Methods: The study included 116 patients (94 men, 22 women; mean age, 56.8 years) with surgically confirmed HCCs (n = 87, 5.0-18.0 cm) or ICCs (n = 29, 5.0-14.0 cm) who underwent gadoxetic acid MRI. Three observers independently reviewed MRIs in two sessions, examining enhancement patterns only and then adding capsule, septum, and T2 hyperintense foci. Reviewers used a five-point scale to score accuracy, sensitivity, and specificity.
Results: A significant increase was observed in accuracy when ancillary features (96.1-98.3%) were added compared to enhancement pattern only (83.6-88.4%; p ≤ 0.02).
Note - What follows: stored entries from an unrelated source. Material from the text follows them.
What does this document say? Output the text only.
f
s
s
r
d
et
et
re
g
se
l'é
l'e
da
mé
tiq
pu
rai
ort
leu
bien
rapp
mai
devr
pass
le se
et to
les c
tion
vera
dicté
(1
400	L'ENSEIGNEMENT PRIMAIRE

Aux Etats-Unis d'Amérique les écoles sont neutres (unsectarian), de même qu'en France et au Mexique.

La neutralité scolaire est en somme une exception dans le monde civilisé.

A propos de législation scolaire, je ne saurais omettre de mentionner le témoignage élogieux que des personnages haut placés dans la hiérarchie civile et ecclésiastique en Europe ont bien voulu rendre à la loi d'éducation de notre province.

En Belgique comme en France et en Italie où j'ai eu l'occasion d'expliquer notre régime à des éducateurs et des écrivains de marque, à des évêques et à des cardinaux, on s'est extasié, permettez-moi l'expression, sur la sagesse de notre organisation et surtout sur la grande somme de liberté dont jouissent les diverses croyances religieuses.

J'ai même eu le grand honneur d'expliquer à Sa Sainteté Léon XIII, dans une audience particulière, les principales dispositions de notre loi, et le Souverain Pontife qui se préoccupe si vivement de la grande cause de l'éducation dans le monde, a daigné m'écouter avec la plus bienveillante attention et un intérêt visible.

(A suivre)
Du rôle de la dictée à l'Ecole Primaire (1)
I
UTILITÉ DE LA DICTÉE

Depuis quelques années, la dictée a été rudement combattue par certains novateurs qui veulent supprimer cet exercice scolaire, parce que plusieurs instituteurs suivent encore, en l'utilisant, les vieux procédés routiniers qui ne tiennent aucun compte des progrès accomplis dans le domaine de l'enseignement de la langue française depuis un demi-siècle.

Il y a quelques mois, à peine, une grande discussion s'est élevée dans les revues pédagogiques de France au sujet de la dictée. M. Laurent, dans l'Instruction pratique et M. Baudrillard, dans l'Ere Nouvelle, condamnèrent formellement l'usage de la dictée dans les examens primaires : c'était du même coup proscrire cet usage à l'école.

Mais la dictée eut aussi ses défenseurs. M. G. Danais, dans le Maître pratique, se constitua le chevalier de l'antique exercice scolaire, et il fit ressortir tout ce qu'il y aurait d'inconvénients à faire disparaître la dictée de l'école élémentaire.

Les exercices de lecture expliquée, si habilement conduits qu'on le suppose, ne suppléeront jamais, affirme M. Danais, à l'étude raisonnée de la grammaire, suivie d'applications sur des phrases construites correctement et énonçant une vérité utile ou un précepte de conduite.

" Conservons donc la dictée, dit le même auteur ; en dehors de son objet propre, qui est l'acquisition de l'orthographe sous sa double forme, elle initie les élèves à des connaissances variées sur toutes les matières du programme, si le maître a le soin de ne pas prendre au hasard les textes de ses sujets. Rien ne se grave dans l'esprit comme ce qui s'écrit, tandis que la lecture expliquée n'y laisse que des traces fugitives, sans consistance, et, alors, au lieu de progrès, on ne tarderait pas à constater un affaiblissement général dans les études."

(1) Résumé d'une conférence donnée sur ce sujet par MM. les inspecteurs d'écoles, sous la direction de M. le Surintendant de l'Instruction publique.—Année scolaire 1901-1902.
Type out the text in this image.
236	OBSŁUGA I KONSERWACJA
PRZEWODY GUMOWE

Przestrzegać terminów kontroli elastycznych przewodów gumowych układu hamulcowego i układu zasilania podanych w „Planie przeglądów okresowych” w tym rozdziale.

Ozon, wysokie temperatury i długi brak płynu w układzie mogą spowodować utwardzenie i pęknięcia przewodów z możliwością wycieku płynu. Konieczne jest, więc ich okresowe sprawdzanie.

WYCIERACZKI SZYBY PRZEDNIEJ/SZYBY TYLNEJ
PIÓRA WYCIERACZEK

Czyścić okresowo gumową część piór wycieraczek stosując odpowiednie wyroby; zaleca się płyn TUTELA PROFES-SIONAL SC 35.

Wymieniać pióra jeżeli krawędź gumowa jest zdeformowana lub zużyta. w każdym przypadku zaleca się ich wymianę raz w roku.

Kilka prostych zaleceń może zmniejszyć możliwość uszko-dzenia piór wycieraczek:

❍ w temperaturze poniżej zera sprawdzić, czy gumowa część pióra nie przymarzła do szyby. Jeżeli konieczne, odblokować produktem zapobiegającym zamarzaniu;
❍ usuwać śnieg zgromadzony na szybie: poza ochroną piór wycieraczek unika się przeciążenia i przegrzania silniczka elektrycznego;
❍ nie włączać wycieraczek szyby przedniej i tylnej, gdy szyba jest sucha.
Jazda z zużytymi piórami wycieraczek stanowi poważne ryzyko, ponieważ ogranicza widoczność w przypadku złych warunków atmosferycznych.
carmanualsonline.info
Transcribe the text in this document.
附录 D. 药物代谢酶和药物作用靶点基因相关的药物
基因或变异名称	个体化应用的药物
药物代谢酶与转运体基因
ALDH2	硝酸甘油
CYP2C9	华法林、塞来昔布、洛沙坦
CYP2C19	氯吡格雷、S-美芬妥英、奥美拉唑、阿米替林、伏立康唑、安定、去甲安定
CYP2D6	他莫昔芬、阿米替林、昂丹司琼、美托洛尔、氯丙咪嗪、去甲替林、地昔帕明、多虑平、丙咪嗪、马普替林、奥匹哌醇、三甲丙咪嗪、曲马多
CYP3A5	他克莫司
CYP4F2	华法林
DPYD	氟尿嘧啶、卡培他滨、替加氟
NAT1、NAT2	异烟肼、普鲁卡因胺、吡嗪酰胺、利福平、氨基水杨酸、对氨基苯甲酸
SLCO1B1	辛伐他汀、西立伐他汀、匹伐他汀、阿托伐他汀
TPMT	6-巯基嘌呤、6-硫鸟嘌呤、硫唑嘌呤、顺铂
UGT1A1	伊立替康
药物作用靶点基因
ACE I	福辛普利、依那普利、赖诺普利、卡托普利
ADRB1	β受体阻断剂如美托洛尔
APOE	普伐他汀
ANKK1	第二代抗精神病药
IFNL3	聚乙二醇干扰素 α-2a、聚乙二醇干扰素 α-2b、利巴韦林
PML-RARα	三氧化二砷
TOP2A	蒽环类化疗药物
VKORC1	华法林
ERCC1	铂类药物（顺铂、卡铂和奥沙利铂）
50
Sensitivity was significantly increased with combined reading (97.1-98.3%) compared to enhancement features only (81.6-88.5%; p ≤ 0.006) for two observers, with no difference in specificity (84.5-89.7% vs. 86.2-98.3%; p > 0.05). We found substantial to excellent interobserver agreement for ancillary features (0.598-0.976).
Conclusion: Adding capsule, septum, and T2 hyperintense foci to enhancement patterns for gadoxetic acid MRI increased diagnostic performance for characterizing large HCC by differentiating it from ICC.
Key points: • Capsule, septum, and T2 hyperintense foci were useful for characterizing large HCC. • Adding ancillary features to enhancement pattern increased accuracy for diagnosing large HCC. • Interobserver agreement was substantial to excellent for ancillary features.
Keywords: Ancillary feature; Cholangiocarcinoma; Gadoxetic acid; Hepatocellular carcinoma; MRI.